Reviewer #3 (Recommendations for the authors):
- It is not clear what the authors mean by '~30s lifetime cohort' (line 159). They refer to Figure 2H, which shows the % of CCPs. Can the authors explain exactly what kind of tracks they used for this analysis, for example which lifetime variations were accepted? Do they refer to the cohorts in Figure S4? In Figure S4, the most frequent tracks have lifetimes < 20 s (in contrast to what is stated in the main text). Why was this cohort not used?
The ‘30s cohort’ refers to CCPs with lifetimes between 25-35s which encompasses the most abundant species in control cells and CCDC32 KD cells, as shown by the probability curves in Figure 2H. Given the large number of CCPs analyzed we still have large numbers for our analyses n=5998 and 4418, for control and siRNA treated conditions, respectively. Figure 2H shows the frequency of CCPs in cells treated with CCDC32 siRNA are shifted to shorter lifetimes. We have clarified this in the text.
- Figure S1: It is now clear, why the mutant versions of CCDC32 are not detected in this western blot. However, data that show the resistance of these proteins to siCCDC32 is still missing (S1 A is in the absence of siCCSC32 I assume, as the legend suggests). A western blot using an anti-GFP antibody, as the one used in Figure S1, after siRNA knock-known would provide clarity.
That these constructs all contain the same mutation in the siRNA target sequence gives us confidence that they are indeed resistant to siRNA.
- Note that the anti-CCDC32 antibody does not detect the eGFP-CCDC32(∆78-98) as well as full-length and is unable to detect eGFP-CCDC32(1-54)'. This phrase should belong to Figure S1 (B), not (A)
Corrected.
- The immunoprecipitations of CCDC32 and its mutants with AP2 and its subunits are partially confusing. In Figure 5, the authors show that CCDC32 interacts specifically with the alpha-AD, but not with the beta-AD of AP2. In Figure 6B and C, on the other hand, Co-IPs are shown also with the beta and the mu domain of AP2. This is understandable in the context of the full AP2. However, when interaction with the alpha domain (and sigma) is abolished through mutation of helix 78-98, why would beta and mu still interact, when the beta-AD cannot interact with CCDC32 on its own. Are there interaction sites expected outside the ADs in the beta or mu domains?
See responses to reviewer 1 above. This result likely reflects the co-chaperone activity of CCDC32 as reported by Wan et al it likely due to their reported interactions of CCDC32 with the µ2 subnit of b2:µ2 hemicomplexes.

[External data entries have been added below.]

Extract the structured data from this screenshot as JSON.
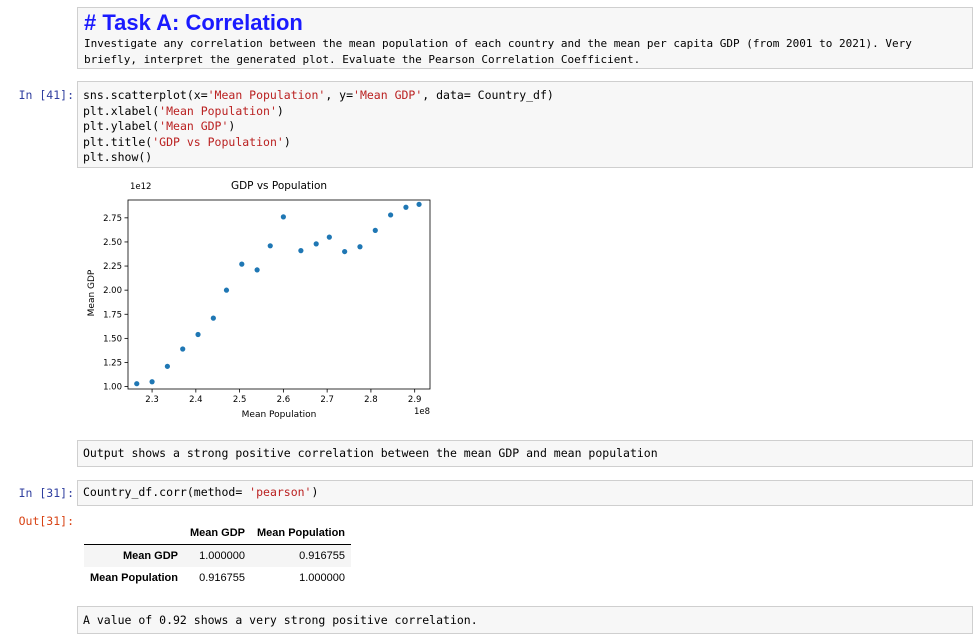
{
  "task": {
    "title": "# Task A: Correlation",
    "desc_line1": "Investigate any correlation between the mean population of each country and the mean per capita GDP (from 2001 to 2021). Very",
    "desc_line2": "briefly, interpret the generated plot. Evaluate the Pearson Correlation Coefficient."
  },
  "cell41": {
    "prompt": "In [41]:",
    "lines": [
      {
        "pre": "sns.scatterplot(x=",
        "s1": "'Mean Population'",
        "mid": ", y=",
        "s2": "'Mean GDP'",
        "post": ", data= Country_df)"
      },
      {
        "pre": "plt.xlabel(",
        "s1": "'Mean Population'",
        "mid": "",
        "s2": "",
        "post": ")"
      },
      {
        "pre": "plt.ylabel(",
        "s1": "'Mean GDP'",
        "mid": "",
        "s2": "",
        "post": ")"
      },
      {
        "pre": "plt.title(",
        "s1": "'GDP vs Population'",
        "mid": "",
        "s2": "",
        "post": ")"
      },
      {
        "pre": "plt.show()",
        "s1": "",
        "mid": "",
        "s2": "",
        "post": ""
      }
    ]
  },
  "chart_data": {
    "type": "scatter",
    "title": "GDP vs Population",
    "xlabel": "Mean Population",
    "ylabel": "Mean GDP",
    "x_offset_label": "1e8",
    "y_offset_label": "1e12",
    "xlim": [
      2.245,
      2.935
    ],
    "ylim": [
      0.975,
      2.935
    ],
    "xticks": [
      2.3,
      2.4,
      2.5,
      2.6,
      2.7,
      2.8,
      2.9
    ],
    "xtick_labels": [
      "2.3",
      "2.4",
      "2.5",
      "2.6",
      "2.7",
      "2.8",
      "2.9"
    ],
    "yticks": [
      1.0,
      1.25,
      1.5,
      1.75,
      2.0,
      2.25,
      2.5,
      2.75
    ],
    "ytick_labels": [
      "1.00",
      "1.25",
      "1.50",
      "1.75",
      "2.00",
      "2.25",
      "2.50",
      "2.75"
    ],
    "color": "#1f77b4",
    "points": [
      {
        "x": 2.265,
        "y": 1.03
      },
      {
        "x": 2.3,
        "y": 1.05
      },
      {
        "x": 2.335,
        "y": 1.21
      },
      {
        "x": 2.37,
        "y": 1.39
      },
      {
        "x": 2.405,
        "y": 1.54
      },
      {
        "x": 2.44,
        "y": 1.71
      },
      {
        "x": 2.47,
        "y": 2.0
      },
      {
        "x": 2.505,
        "y": 2.27
      },
      {
        "x": 2.54,
        "y": 2.21
      },
      {
        "x": 2.57,
        "y": 2.46
      },
      {
        "x": 2.6,
        "y": 2.76
      },
      {
        "x": 2.64,
        "y": 2.41
      },
      {
        "x": 2.675,
        "y": 2.48
      },
      {
        "x": 2.705,
        "y": 2.55
      },
      {
        "x": 2.74,
        "y": 2.4
      },
      {
        "x": 2.775,
        "y": 2.45
      },
      {
        "x": 2.81,
        "y": 2.62
      },
      {
        "x": 2.845,
        "y": 2.78
      },
      {
        "x": 2.88,
        "y": 2.86
      },
      {
        "x": 2.91,
        "y": 2.89
      }
    ]
  },
  "md_output": {
    "text": "Output shows a strong positive correlation between the mean GDP and mean population"
  },
  "cell31": {
    "in_prompt": "In [31]:",
    "code_pre": "Country_df.corr(method= ",
    "code_str": "'pearson'",
    "code_post": ")",
    "out_prompt": "Out[31]:"
  },
  "corr_table": {
    "columns": [
      "",
      "Mean GDP",
      "Mean Population"
    ],
    "rows": [
      {
        "label": "Mean GDP",
        "values": [
          "1.000000",
          "0.916755"
        ]
      },
      {
        "label": "Mean Population",
        "values": [
          "0.916755",
          "1.000000"
        ]
      }
    ]
  },
  "md_final": {
    "text": "A value of 0.92 shows a very strong positive correlation."
  }
}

- Figure S6 D, E and F: How much confidence do the authors have on the AlphaFold predictions? Have the same binding poses been obtained repeatedly by independent predictions?
We provide, with a color scale, the confidence score for each interaction, which is very high (>90%). Of course, this is still a prediction that will need to be verified by further structural studies as we have stated.